MaybeitsMaybelline · 05/09/2019 14:31

My parents did the baby in the garden and four hourly feeds in the 60s (me and DB1) and early 70s DB2.

LisaSimpsonsbff · 05/09/2019 14:33

So excuse me LisaSimpsonsbff for coming across as a critical fuck-up who needs counselling in case in turn i fuck my kids up..(nice comment thanks!) but i face this criticism from people who seem to have very little bond with their kids to the extent that they virually accuse me of sexual abuse of my DS because i co-sleep!! shock

But this is what I mean - why do you have to attack others? Of course it's wrong for them to criticise your choices, but why declare them bad parents in return (and saying that they don't love their children and speculating that it's because she didn't breastfeed is really, really nasty) rather than simply being happy and confident in your own choices?

I was very, very critical of others when my anxiety was at its worst. As I said, it's a coping mechanism. I'm much less so now, and it's made me more pleasant to be around but also, crucially, it's made me much happier.

kateandme · 05/09/2019 14:42

i think there have been studies.but it also depends on too many factors.bcasue its like saying the studis on depression and other mental disorders.thre are just too many things that come along with it to truly say cause and effects.its too many shades with emotioanl health.
because these mothers seeing as they left the baby in the first part you might think would be the type of mother to do other things differently too.be stricter.more detatched etc. or would they then go on to nurture and give them all the cozy love?would the bond then be effected so they would be different mother and child?would they be mothers finding it harder to cope.
so your mum might have done this as a child.did she then give you all the love in the world you needed.because this could change things.or was she more strict continuing.it all effects things and how you continue to grow.

BooseysMom · 05/09/2019 14:43

Just catching up again with the thread as my previous post never got thru..

Heartfelt thanks to @Scrimshawthesecond,
@EllesBells123, @OrangeSlices998 for the kind words Flowers

Sorry to those who have suffered trauma in childhood and these feelings are being re-surfaced. Flowers

@AmIRightOrAMeringue.. that's a good point..where are the scientific studies to back up her claims? Confused i haven't come across any references as yet

OP posts:
DoraNora · 05/09/2019 14:45

The whole 'child as a blank slate' thing is interesting because I think a big part of its appeal is actually because people want it to be true.

If the child is a blank slate, there is an element of control. If you do all the right things your child will be happy. If the child isn't a blank slate their happiness isn't entirely within your control.

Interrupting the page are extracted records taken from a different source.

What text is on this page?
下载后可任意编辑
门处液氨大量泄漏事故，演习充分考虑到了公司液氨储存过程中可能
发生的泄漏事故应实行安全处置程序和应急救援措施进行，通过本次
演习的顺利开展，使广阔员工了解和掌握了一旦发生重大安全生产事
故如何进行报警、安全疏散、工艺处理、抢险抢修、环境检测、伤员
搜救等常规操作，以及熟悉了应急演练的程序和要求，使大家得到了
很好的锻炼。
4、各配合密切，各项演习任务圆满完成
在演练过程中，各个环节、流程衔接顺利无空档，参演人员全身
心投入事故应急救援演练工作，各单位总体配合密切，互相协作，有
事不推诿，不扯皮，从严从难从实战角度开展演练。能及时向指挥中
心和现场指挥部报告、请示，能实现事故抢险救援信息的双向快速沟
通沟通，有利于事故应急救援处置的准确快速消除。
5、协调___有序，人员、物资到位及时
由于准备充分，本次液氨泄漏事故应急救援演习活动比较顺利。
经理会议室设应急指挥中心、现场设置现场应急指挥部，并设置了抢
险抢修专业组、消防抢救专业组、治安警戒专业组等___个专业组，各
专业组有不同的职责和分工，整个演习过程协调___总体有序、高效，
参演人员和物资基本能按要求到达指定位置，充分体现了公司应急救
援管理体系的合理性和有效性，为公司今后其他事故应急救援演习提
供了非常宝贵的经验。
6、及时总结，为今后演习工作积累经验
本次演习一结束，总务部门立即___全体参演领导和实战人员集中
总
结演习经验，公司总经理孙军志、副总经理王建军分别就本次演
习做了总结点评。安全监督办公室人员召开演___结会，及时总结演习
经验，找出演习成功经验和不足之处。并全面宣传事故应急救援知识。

Similarly, if the child is a blank slate it gives you answers about your own personality. Why am I anxious? It's all my parents' fault. Why am I not resilient? Why do I have a short temper? Oh, it's not my fault, it's the way I was raised (and therefore don't have to assume personal responsibility).

So actually it's a very appealing idea to many ...

As pp have pointed out this idea has been debated for centuries.

DoraNora · 05/09/2019 14:47

Obviously I don't think everyone abdicates personal responsibility if they ascribe to this view!

As with most things I think the truth is somewhere between the two extremes ...

OP, sorry to hear you've been so anxious and hope you feel better soon.